You need a sense of purpose. One of the characteristics of smart working is to work towards objectives, including medium-term ones, and to have a feedback system. It is important to set up a system in which those responsible can take a moment to check how activity is progressing and convey their proximity, without seeking to organise everything.
And how can time be managed, given that meetings start in the morning and finish in the evening?
The solution is to plan your day and create times for meetings with colleagues. One good idea is to encourage your colleagues to have a chat outside work calls. Some might telephone each other before their meals to wish each other “Bon Appétit”; something silly, but actually not that silly, as this is nothing other than the need to maintain ties. Whereas previously they might have left together to take an aperitif, now everything becomes virtual.
Do people need to maintain those little daily habits they had with others and perhaps also for themselves?
Certainly, for men, for example, to have a shave, and for women to attend to their hairdo. These aspects help to fight off a touch of depression, but do not influence relational aspects.

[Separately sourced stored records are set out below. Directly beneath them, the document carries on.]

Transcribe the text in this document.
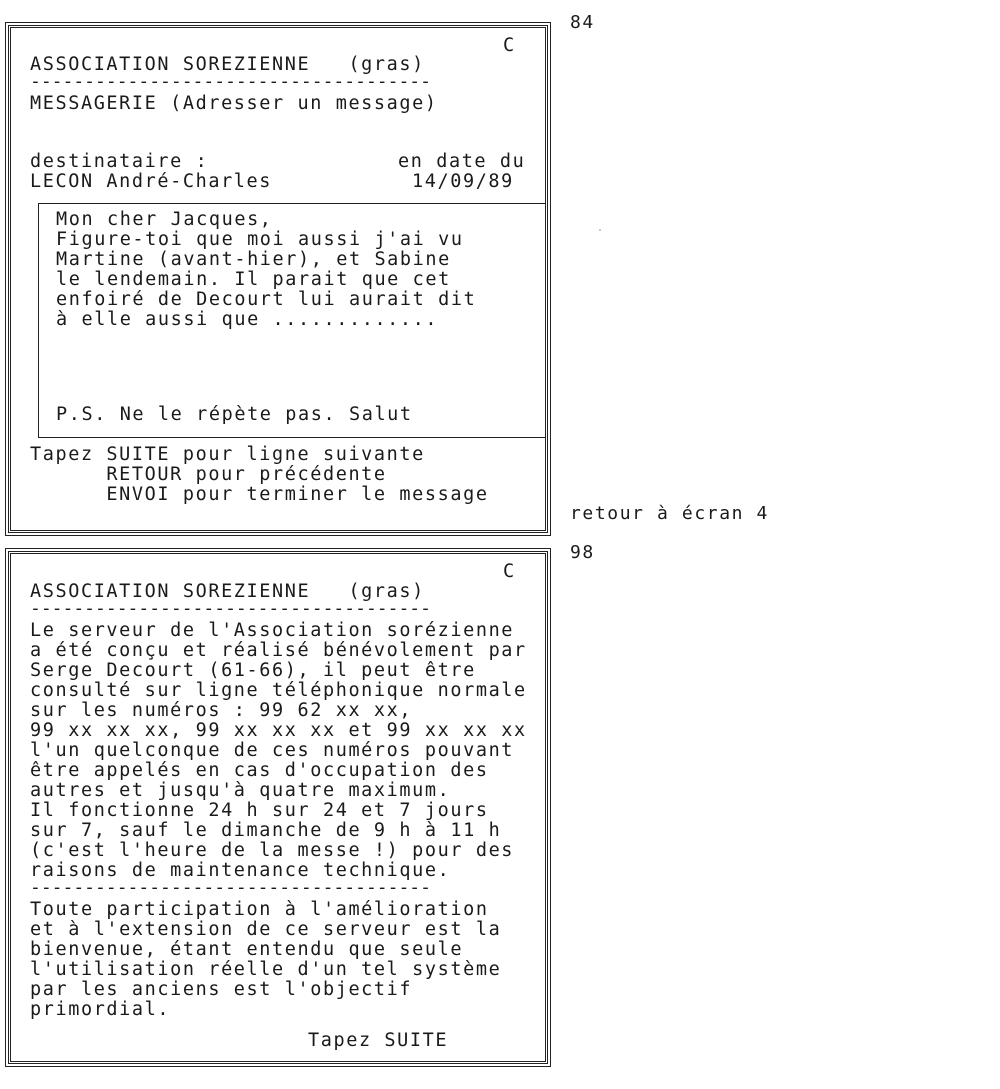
84
retour à écran 4
98
C
ASSOCIATION SOREZIENNE   (gras)
-------------------------------------
MESSAGERIE (Adresser un message)
destinataire :	en date du
LECON André-Charles	14/09/89
Mon cher Jacques,
Figure-toi que moi aussi j'ai vu
Martine (avant-hier), et Sabine
le lendemain. Il parait que cet
enfoiré de Decourt lui aurait dit
à elle aussi que .............
P.S. Ne le répète pas. Salut
Tapez SUITE pour ligne suivante
RETOUR pour précédente
ENVOI pour terminer le message
C
ASSOCIATION SOREZIENNE   (gras)
-------------------------------------
Le serveur de l'Association sorézienne
a été conçu et réalisé bénévolement par
Serge Decourt (61-66), il peut être
consulté sur ligne téléphonique normale
sur les numéros : 99 62 xx xx,
99 xx xx xx, 99 xx xx xx et 99 xx xx xx
l'un quelconque de ces numéros pouvant
être appelés en cas d'occupation des
autres et jusqu'à quatre maximum.
Il fonctionne 24 h sur 24 et 7 jours
sur 7, sauf le dimanche de 9 h à 11 h
(c'est l'heure de la messe !) pour des
raisons de maintenance technique.
-------------------------------------
Toute participation à l'amélioration
et à l'extension de ce serveur est la
bienvenue, étant entendu que seule
l'utilisation réelle d'un tel système
par les anciens est l'objectif
primordial.
Tapez SUITE
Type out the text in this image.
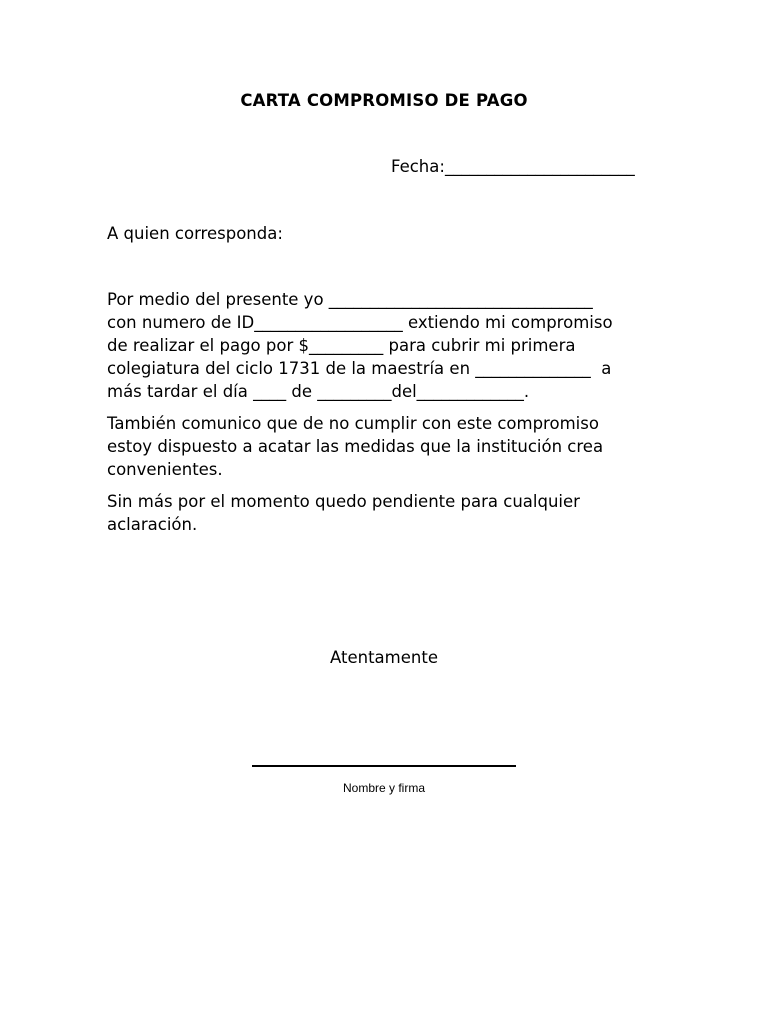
CARTA COMPROMISO DE PAGO
Fecha:_______________________
A quien corresponda:

Por medio del presente yo ________________________________
con numero de ID__________________ extiendo mi compromiso
de realizar el pago por $_________ para cubrir mi primera
colegiatura del ciclo 1731 de la maestría en ______________  a
más tardar el día ____ de _________del_____________.

También comunico que de no cumplir con este compromiso
estoy dispuesto a acatar las medidas que la institución crea
convenientes.

Sin más por el momento quedo pendiente para cualquier
aclaración.

Atentamente
Nombre y firma
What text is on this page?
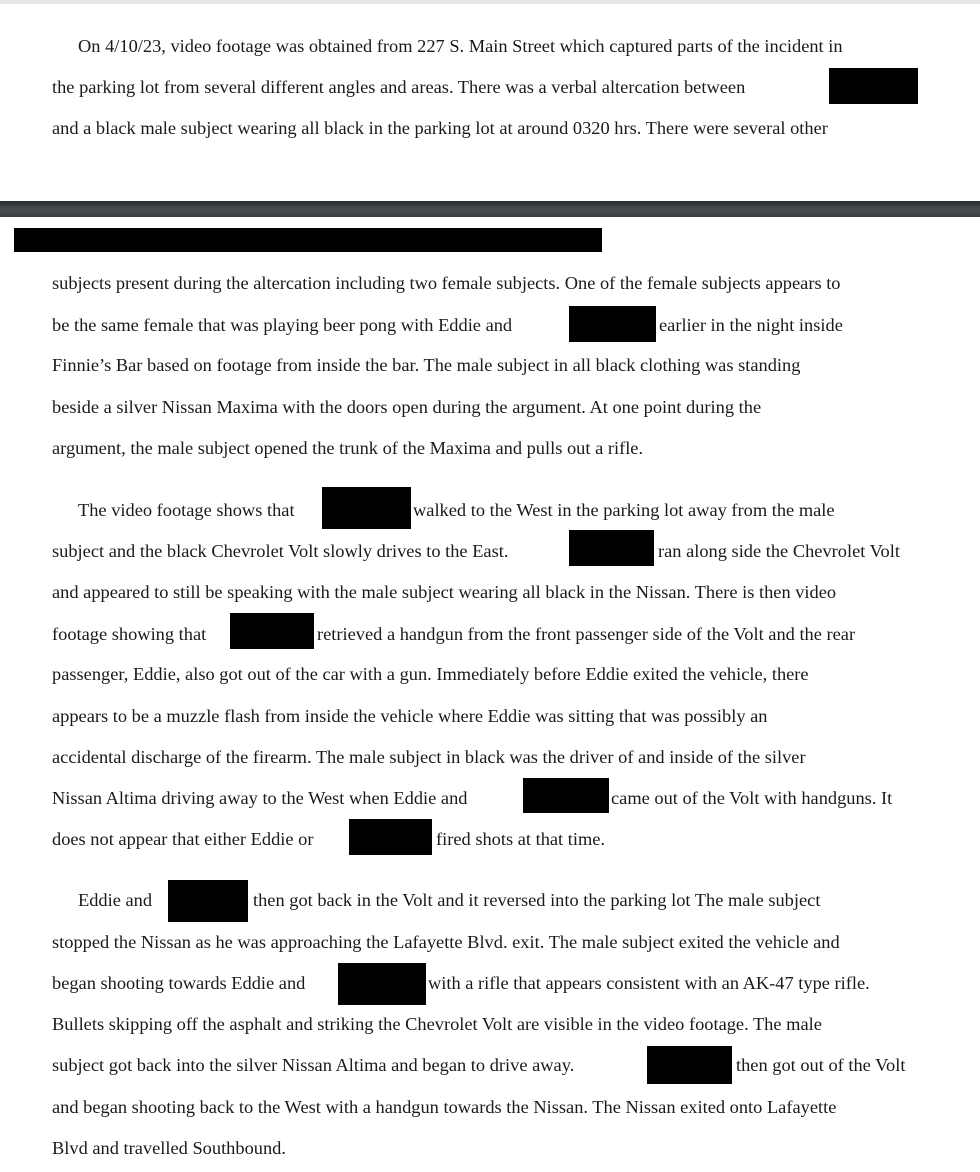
On 4/10/23, video footage was obtained from 227 S. Main Street which captured parts of the incident in
the parking lot from several different angles and areas. There was a verbal altercation between
and a black male subject wearing all black in the parking lot at around 0320 hrs. There were several other
subjects present during the altercation including two female subjects. One of the female subjects appears to
be the same female that was playing beer pong with Eddie and	earlier in the night inside
Finnie’s Bar based on footage from inside the bar. The male subject in all black clothing was standing
beside a silver Nissan Maxima with the doors open during the argument. At one point during the
argument, the male subject opened the trunk of the Maxima and pulls out a rifle.
The video footage shows that	walked to the West in the parking lot away from the male
subject and the black Chevrolet Volt slowly drives to the East.	ran along side the Chevrolet Volt
and appeared to still be speaking with the male subject wearing all black in the Nissan. There is then video
footage showing that	retrieved a handgun from the front passenger side of the Volt and the rear
passenger, Eddie, also got out of the car with a gun. Immediately before Eddie exited the vehicle, there
appears to be a muzzle flash from inside the vehicle where Eddie was sitting that was possibly an
accidental discharge of the firearm. The male subject in black was the driver of and inside of the silver
Nissan Altima driving away to the West when Eddie and	came out of the Volt with handguns. It
does not appear that either Eddie or	fired shots at that time.
Eddie and	then got back in the Volt and it reversed into the parking lot The male subject
stopped the Nissan as he was approaching the Lafayette Blvd. exit. The male subject exited the vehicle and
began shooting towards Eddie and	with a rifle that appears consistent with an AK-47 type rifle.
Bullets skipping off the asphalt and striking the Chevrolet Volt are visible in the video footage. The male
subject got back into the silver Nissan Altima and began to drive away.	then got out of the Volt
and began shooting back to the West with a handgun towards the Nissan. The Nissan exited onto Lafayette
Blvd and travelled Southbound.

With other people it could be helpful to make contact just to watch a film together, because succeeding in cultivating relationships is of fundamental importance. We can suggest books and films to each other and at certain times we can certainly feel bored. If previously our colleague was also the person in whom we confided work-related problems and concerns, it is a good idea to find a way to continue to do so now too!
Will sharing your own domestic intimacy, from your home clothes to the pictures hanging on the walls, change something in the relationship between colleagues?
In the current times it is difficult to have aggressive calls; voices are generally calmer, more collaborative than during the normal workplace bustle. It is rare for someone to dress in a jacket and tie for a call. There is a greater level of informality during videoconferences, and this is dictated by the times we live in and by the need to share, to have relationships. Even showing the pictures behind you is a need to communicate. How much will remain afterwards, however, depends upon the depth of the relationship exchanges.